Im kleinen Bundesstaat New Hampshire am 9. Februar gewann der „demokratische Sozialist“ Bernie Sanders fast 60 Prozent der Stimmen. Der 74jährige, der keine Spenden von Großkonzernen annimmt, behauptet sich erstaunlich souverän gegen die mit der Elite gut vernetzte Clinton. Auch bei den Vorwahlen in Iowa am 1. Februar hatte er nur 0,3 Prozentpunkte hinter der Frau gelegen, die lange Zeit als selbstverständliche Kandidatin ihrer Partei galt.

Bemerkenswert: In New Hampshire haben auch 55 Prozent der Frauen für Sanders gestimmt. Und je jünger, desto Sanders-begeisterter: Bei den unter 45jährigen Demokratinnen waren es fast 70, bei den unter 30jährigen fast 80 Prozent.

Sanders fordert eine „politische Revolution gegen die Klasse der Milliardär*innen. Unter anderem plädiert er für ein staatliches Gesundheitssystem und für ein kostenloses Studium. Bei jungen Menschen, die sich für den Hochschulbesuch auf Jahrzehnte verschulden müssen, lösen solche Pläne Begeisterung aus.

Im Vergleich zu 2008, als sie bei den demokratischen Vorwahlen gegen Barack Obama verlor, macht Clinton gegenwärtig viel mehr Kampagnen mit Feministinnen. Sie tritt mit der Sängerin Katy Perry oder der Schauspielerin Lena Dunham im Fernsehen auf. Auch Gloria Steinem, Ikone der zweiten Welle der Frauenbewegung in den USA, engagiert sich für die Kandidatin. Die 81jährige wurde 1963 mit einer Undercover-Reportage als „Bunny“ in den Playboy-Häusern berühmt. Später gründete sie die Zeitschrift Ms. Doch links oder radikal war sie nie: In ihrer Jugend soll sie im Auftrag der CIA bei den Weltfestspielen in Wien im Jahr 1959 für den Kapitalismus agitiert haben.

„Männer werden mit dem Alter konservativer, weil sie an Macht gewinnen“, argumentierte Steinem vor den Vorwahlen in New Hampshire. „Frauen dagegen werden radikaler, weil sie an Macht verlieren.“ Dabei leiden Politikerinnen wie Clinton und Albright keineswegs unter Machtverlust. Besonders Clinton bekommt Millionen vom Großkapital für ihren Wahlkampf und ihre Stiftung.
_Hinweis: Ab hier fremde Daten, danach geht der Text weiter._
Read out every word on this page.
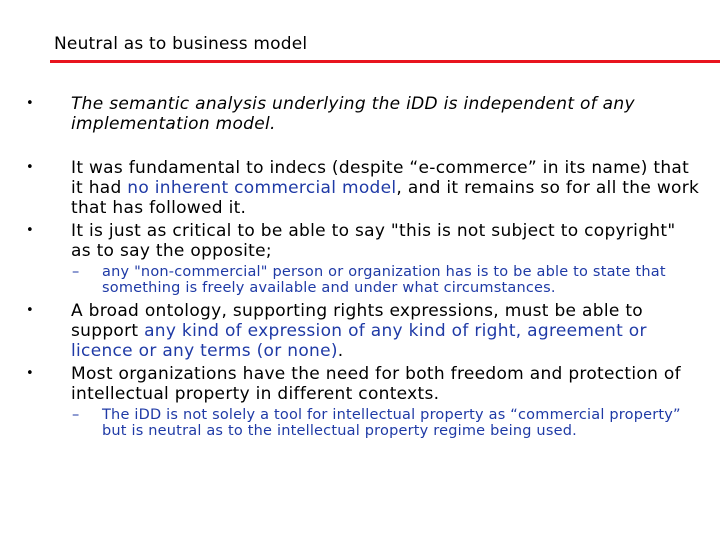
Neutral as to business model
• The semantic analysis underlying the iDD is independent of any implementation model.
• It was fundamental to indecs (despite “e-commerce” in its name) that it had no inherent commercial model, and it remains so for all the work that has followed it.
• It is just as critical to be able to say "this is not subject to copyright" as to say the opposite;
– any "non-commercial" person or organization has is to be able to state that something is freely available and under what circumstances.
• A broad ontology, supporting rights expressions, must be able to support any kind of expression of any kind of right, agreement or licence or any terms (or none).
• Most organizations have the need for both freedom and protection of intellectual property in different contexts.
– The iDD is not solely a tool for intellectual property as “commercial property” but is neutral as to the intellectual property regime being used.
In der Talkshow von Bill Maher wurde Steinem kürzlich gefragt, warum so viele junge Frauen nicht Clinton, sondern Sanders unterstützen. Ihre Theorie: „Wenn man jung ist, fragt man sich: ‚Wo sind die Jungs?‘ Und die Jungs sind bei Bernie.“

Am nächsten Tag zog sie diese Aussage via Facebook zurück. Dennoch erntete die bürgerliche Feministin heftige Kritik dafür, dass sie gegenüber jungen Frauen wie selbstverständlich auf sexistische Klischees zurückgegriffen hat, indem sie sie als politisch unselbständig und nur an den „Jungs“ orientiert diffamierte.
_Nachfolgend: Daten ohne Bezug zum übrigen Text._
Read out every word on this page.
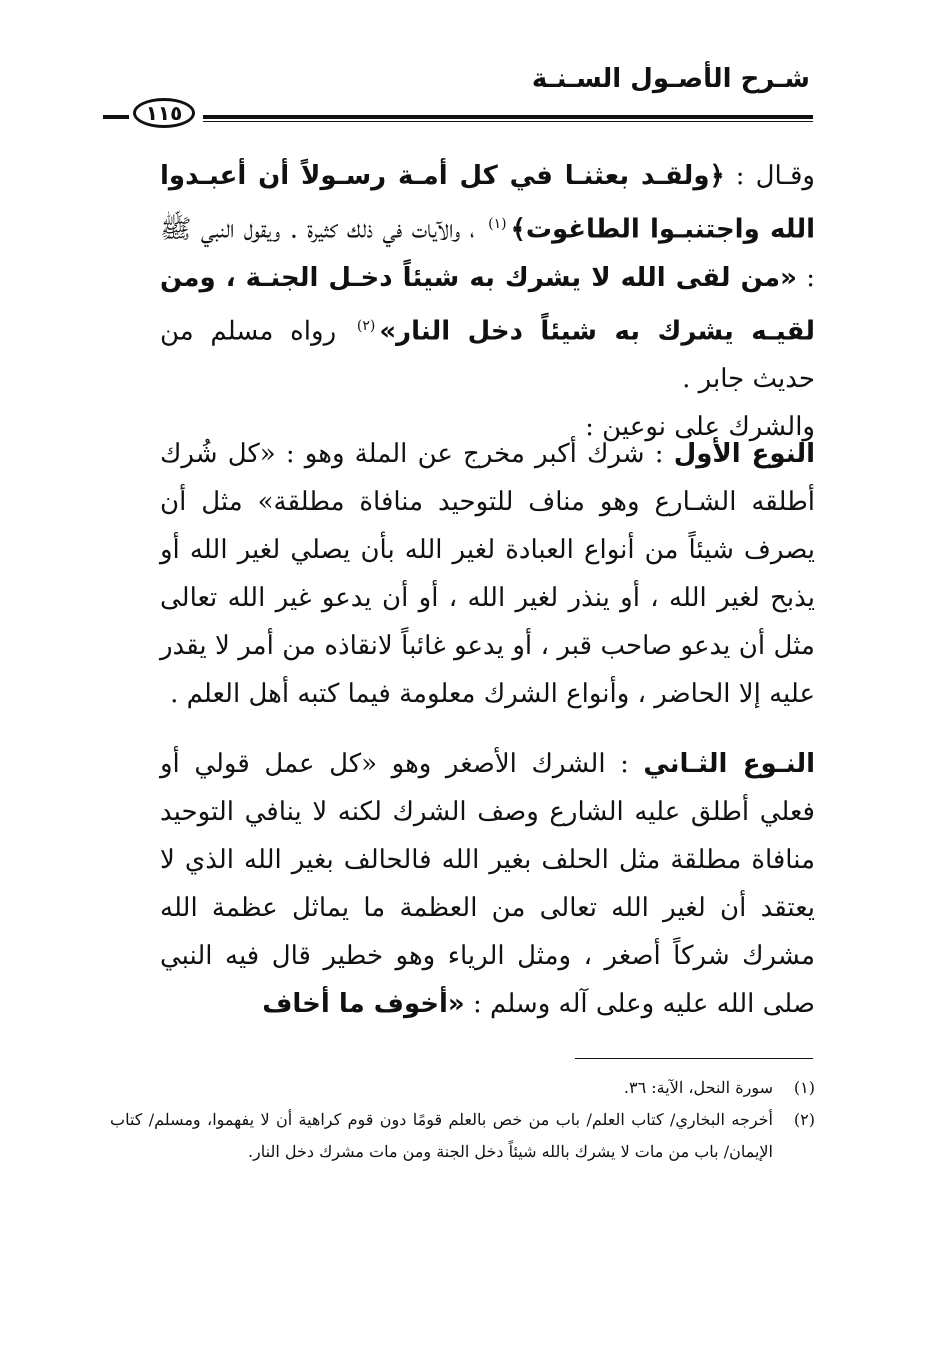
شـرح الأصـول السـنـة
١١٥

وقـال : ﴿ولقـد بعثنـا في كل أمـة رسـولاً أن أعبـدوا الله واجتنبـوا الطاغوت﴾$^{(١)}$ ، والآيات في ذلك كثيرة . ويقول النبي ﷺ : «من لقى الله لا يشرك به شيئاً دخـل الجنـة ، ومن لقيـه يشرك به شيئاً دخل النار»$^{(٢)}$ رواه مسلم من حديث جابر .

والشرك على نوعين :

النوع الأول : شرك أكبر مخرج عن الملة وهو : «كل شُرك أطلقه الشـارع وهو مناف للتوحيد منافاة مطلقة» مثل أن يصرف شيئاً من أنواع العبادة لغير الله بأن يصلي لغير الله أو يذبح لغير الله ، أو ينذر لغير الله ، أو أن يدعو غير الله تعالى مثل أن يدعو صاحب قبر ، أو يدعو غائباً لانقاذه من أمر لا يقدر عليه إلا الحاضر ، وأنواع الشرك معلومة فيما كتبه أهل العلم .

النـوع الثـاني : الشرك الأصغر وهو «كل عمل قولي أو فعلي أطلق عليه الشارع وصف الشرك لكنه لا ينافي التوحيد منافاة مطلقة مثل الحلف بغير الله فالحالف بغير الله الذي لا يعتقد أن لغير الله تعالى من العظمة ما يماثل عظمة الله مشرك شركاً أصغر ، ومثل الرياء وهو خطير قال فيه النبي صلى الله عليه وعلى آله وسلم : «أخوف ما أخاف

(١)
سورة النحل، الآية: ٣٦.
(٢)
أخرجه البخاري/ كتاب العلم/ باب من خص بالعلم قومًا دون قوم كراهية أن لا يفهموا، ومسلم/ كتاب الإيمان/ باب من مات لا يشرك بالله شيئاً دخل الجنة ومن مات مشرك دخل النار.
Dabei können viele junge Wählerinnen ihr Votum für Sanders gut begründen. Das Musikmagazin Rolling Stone zitierte zum Beispiel die 19jährige Aiyha Abdelbagi, für die seine Kommentare zur Relevanz der maßgeblich von Frauen getragenen Bewegung „Black Lives Matter“ ausschlaggebend waren. Und Taryn Hogarth überzeugte an dem Kandidaten, dass er das Justizsystem reformieren wolle. Sie sähe zwar gern eine Frau als Präsidentin, aber es müsse „die richtige“ sein, sagte die 22jährige gegenüber USA Today.

Auf ähnlicher Weise hatte Alice Schwarzer 2005 zur Wahl von Angela Merkel aufgerufen. Dieser bürgerliche Feminismus beschränkt sich darauf, einzelne Frauen in Machtpositionen heben zu wollen. Die große Masse arbeitender Frauen bleibt für diese wohlhabenden Feministinnen unsichtbar. Denn Clinton, genauso wie Merkel, stehen für Prekarisierung, Armut und Krieg.  Ihr Name ist unter anderem mit der Abschaffung der Sozialhilfe in den 90er Jahren verbunden, die Millionen alleinerziehender Mütter in Armut stürzte. Aber selbst eine linke Feministin wie die Britin Laurie Penny, die Clinton kritisiert, schreibt, sie unterstütze sowohl sie als auch ihren Gegner Sanders.

Allerdings ist letzterer seiner Konkurrentin in vielen Punkten nicht unähnlich. Beide plädierten für die Angriffskriege gegen Jugoslawien und Afghanistan. Und beide beziehen sich positiv auf das Erbe von Barack Obama, unter dessen Ägide mehr Menschen abgeschoben wurden als unter allen vorherigen Präsidenten zusammen. Eine wirklich feministische Politik in den USA ist nur gegen die Demokratische Partei durchführbar.